Undermine the activities of the mind and you remove man's ability to support his life. He becomes a dependent being, vulnerable to the self-interest of others. Philosophical corruption is a threat to man's ability to sustain his life in a civil society.

Which brings us to the question of man's proper relations vis-a-vis man. The sum of such thinking in Western Civilization can be termed as "civil society," which has a rich history leading from Aristotle's definitions of the citizen "as a participant in the administration of justice," through the Scottish Enlightenment thinkers of Adam Smith and Adam Ferguson, to Hegel (though he sought to crush it by unifying the life-world of the individual and the state), to Alexis de Tocqueville. This literature breathes life into our understanding of the affairs of men by articulating the values of human dignity, a just respect for individuality, and property as the extension of the life and labor of men.
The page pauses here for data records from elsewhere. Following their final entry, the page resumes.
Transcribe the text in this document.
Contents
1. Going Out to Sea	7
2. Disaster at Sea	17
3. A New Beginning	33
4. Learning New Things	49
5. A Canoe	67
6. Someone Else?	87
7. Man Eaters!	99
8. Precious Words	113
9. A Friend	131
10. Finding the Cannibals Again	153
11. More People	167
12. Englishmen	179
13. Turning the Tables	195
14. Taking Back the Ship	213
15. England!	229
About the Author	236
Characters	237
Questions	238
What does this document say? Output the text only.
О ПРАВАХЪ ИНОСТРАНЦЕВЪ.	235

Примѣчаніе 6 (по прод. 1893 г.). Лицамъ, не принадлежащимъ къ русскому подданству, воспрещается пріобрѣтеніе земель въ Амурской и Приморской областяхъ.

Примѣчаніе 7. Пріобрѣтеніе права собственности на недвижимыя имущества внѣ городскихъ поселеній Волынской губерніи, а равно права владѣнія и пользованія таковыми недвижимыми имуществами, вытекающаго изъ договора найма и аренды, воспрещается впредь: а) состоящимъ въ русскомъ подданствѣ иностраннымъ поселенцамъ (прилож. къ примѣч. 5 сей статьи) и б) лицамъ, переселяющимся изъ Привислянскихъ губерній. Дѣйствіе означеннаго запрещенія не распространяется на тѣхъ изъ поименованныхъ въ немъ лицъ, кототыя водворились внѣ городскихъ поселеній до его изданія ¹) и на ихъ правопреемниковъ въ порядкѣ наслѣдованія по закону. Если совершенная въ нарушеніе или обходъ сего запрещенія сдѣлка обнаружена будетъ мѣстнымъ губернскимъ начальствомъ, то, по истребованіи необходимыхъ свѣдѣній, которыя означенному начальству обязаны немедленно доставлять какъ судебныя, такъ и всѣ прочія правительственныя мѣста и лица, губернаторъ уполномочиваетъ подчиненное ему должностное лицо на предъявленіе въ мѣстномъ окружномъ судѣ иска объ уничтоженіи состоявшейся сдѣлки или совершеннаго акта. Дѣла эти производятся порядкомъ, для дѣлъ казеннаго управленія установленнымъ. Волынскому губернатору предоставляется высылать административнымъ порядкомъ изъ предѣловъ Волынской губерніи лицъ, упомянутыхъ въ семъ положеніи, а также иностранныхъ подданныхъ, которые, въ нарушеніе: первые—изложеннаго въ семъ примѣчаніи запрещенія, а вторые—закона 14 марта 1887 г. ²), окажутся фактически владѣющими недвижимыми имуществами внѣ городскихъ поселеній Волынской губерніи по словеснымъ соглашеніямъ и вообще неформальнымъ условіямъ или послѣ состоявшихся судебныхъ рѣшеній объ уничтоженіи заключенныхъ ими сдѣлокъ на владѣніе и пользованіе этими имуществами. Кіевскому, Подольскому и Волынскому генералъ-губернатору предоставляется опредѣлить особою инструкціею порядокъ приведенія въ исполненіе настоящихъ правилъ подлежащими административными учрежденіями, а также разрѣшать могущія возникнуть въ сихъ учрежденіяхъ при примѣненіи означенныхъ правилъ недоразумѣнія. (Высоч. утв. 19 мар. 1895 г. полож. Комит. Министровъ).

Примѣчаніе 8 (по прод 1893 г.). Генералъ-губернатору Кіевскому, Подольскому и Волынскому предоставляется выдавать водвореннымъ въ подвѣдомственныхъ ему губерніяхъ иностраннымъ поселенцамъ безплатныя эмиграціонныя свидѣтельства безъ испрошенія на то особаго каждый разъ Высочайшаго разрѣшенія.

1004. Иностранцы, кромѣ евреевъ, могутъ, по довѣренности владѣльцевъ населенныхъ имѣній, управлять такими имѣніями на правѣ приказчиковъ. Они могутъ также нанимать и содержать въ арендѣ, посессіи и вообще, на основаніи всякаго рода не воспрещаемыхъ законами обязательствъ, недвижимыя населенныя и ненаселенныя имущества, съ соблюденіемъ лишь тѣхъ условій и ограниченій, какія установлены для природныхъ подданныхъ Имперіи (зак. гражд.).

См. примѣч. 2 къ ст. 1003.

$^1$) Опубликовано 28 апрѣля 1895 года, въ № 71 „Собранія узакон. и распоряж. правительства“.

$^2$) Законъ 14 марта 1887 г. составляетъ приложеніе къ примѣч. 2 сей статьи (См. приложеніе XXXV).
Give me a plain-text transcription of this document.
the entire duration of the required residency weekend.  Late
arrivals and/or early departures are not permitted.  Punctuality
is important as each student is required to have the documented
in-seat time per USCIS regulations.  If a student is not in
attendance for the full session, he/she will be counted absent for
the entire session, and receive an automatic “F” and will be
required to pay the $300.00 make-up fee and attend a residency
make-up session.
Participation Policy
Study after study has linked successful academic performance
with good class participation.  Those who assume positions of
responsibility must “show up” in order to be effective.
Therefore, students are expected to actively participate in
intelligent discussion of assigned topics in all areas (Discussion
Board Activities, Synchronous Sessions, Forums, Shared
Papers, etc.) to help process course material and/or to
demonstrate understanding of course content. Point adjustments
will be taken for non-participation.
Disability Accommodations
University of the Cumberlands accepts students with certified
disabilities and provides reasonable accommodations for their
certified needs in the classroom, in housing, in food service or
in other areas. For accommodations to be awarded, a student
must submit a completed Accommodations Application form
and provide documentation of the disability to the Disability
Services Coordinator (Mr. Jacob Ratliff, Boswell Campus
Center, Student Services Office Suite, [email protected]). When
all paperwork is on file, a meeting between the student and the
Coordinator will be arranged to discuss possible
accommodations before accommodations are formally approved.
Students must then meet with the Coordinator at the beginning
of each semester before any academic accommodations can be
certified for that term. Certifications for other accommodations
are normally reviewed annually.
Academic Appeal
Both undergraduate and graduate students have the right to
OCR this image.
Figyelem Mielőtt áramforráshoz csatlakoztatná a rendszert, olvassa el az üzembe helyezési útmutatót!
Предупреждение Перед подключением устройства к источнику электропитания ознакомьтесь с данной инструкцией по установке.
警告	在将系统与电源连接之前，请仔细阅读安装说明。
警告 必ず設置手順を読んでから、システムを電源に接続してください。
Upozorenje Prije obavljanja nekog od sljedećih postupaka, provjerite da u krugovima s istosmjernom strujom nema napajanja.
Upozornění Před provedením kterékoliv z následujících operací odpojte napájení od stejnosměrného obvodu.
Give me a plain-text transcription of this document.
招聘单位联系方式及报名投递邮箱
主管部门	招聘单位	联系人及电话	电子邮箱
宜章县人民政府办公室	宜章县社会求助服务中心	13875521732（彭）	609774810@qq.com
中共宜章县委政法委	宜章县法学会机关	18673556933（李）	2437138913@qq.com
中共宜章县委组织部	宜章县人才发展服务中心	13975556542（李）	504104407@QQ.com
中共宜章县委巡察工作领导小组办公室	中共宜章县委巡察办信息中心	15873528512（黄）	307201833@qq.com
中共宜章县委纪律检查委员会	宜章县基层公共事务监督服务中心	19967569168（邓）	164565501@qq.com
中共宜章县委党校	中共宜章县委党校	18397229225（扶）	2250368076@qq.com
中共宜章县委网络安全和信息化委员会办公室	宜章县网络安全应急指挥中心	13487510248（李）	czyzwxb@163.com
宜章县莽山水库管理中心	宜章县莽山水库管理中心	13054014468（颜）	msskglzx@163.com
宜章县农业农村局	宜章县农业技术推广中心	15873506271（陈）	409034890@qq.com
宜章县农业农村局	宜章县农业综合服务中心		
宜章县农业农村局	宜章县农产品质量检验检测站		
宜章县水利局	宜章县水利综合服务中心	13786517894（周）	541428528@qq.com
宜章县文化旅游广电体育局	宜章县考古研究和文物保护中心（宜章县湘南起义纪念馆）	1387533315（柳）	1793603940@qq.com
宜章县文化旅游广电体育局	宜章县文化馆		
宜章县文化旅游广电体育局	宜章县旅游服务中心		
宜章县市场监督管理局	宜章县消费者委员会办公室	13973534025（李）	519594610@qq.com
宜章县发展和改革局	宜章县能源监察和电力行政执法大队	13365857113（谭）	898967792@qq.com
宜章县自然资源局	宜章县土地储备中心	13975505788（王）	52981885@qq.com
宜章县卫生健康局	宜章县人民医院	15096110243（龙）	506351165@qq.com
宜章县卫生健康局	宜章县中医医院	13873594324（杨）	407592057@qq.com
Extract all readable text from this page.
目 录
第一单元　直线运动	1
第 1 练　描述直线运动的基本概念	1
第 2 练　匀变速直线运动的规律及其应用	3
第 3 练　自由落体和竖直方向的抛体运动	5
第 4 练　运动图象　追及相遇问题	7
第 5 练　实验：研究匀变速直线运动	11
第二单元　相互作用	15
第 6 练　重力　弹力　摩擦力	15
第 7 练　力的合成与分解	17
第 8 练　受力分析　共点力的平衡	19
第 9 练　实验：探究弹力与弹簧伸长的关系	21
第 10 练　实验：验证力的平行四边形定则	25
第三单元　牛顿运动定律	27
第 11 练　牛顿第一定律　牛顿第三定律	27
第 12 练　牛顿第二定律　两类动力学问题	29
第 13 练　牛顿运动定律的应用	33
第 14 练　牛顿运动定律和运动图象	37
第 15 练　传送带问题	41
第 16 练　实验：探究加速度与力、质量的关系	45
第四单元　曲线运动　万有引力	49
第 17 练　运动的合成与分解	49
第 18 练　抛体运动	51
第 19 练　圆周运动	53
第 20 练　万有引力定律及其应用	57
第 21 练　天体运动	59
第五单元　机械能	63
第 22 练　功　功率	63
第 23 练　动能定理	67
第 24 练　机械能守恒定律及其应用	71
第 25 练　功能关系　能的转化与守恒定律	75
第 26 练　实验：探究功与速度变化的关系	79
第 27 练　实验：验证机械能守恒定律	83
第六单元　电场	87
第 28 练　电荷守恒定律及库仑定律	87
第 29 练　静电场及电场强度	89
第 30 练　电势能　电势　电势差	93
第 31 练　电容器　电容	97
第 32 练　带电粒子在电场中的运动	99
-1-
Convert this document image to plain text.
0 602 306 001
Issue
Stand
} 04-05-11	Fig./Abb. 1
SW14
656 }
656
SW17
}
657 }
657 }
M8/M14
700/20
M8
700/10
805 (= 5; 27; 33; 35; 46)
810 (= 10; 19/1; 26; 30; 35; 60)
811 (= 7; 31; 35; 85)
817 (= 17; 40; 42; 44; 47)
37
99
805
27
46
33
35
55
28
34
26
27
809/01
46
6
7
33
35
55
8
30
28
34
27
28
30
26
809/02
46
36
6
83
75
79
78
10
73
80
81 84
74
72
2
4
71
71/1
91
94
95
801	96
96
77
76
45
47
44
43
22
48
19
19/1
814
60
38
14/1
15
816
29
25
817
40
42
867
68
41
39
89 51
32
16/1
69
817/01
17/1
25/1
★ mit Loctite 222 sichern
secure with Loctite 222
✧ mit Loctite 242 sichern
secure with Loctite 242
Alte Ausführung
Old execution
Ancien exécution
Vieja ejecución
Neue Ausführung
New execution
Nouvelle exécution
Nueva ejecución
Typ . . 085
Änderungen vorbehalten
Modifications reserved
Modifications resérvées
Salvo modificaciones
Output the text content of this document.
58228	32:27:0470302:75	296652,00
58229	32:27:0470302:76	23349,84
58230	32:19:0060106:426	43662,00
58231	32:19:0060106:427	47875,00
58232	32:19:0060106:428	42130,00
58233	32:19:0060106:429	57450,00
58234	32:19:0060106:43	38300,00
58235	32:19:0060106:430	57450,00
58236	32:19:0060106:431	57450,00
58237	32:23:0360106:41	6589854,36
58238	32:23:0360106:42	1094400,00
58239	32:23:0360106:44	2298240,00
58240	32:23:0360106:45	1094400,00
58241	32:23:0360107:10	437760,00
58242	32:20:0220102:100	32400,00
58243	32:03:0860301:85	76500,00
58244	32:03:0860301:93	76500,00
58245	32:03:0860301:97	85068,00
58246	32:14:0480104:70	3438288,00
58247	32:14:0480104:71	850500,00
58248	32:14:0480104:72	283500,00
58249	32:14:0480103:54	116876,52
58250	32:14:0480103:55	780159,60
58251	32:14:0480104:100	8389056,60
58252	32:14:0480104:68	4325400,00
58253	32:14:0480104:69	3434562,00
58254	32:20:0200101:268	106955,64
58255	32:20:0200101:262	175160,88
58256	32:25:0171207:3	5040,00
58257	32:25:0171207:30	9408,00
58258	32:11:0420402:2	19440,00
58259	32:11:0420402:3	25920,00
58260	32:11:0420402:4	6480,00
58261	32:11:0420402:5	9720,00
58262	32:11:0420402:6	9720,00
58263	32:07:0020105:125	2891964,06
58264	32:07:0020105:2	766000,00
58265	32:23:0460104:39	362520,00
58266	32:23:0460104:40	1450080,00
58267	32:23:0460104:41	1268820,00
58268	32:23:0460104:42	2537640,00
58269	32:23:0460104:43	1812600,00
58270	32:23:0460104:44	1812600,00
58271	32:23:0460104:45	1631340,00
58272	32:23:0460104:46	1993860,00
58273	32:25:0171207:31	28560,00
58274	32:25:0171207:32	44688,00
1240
The indispensable method to oppose the cultural-statist abyss that seeks to engorge the individuals of our society is to coalesce around the values and the principles that lead to the prosperous and just society, as put forth by the philosophers of Western Civilization, and navigated by such adept minds as Edmund Burke and Ayn Rand, as presumably opposed those thinkers may appear. For it is in Burke that we find an expression of Western values with a mind towards preservation for the long-term, and in Rand the manifest justification for Western philosophy, and not just any philosophy, as something worth preserving for mankind as we move ahead into the future.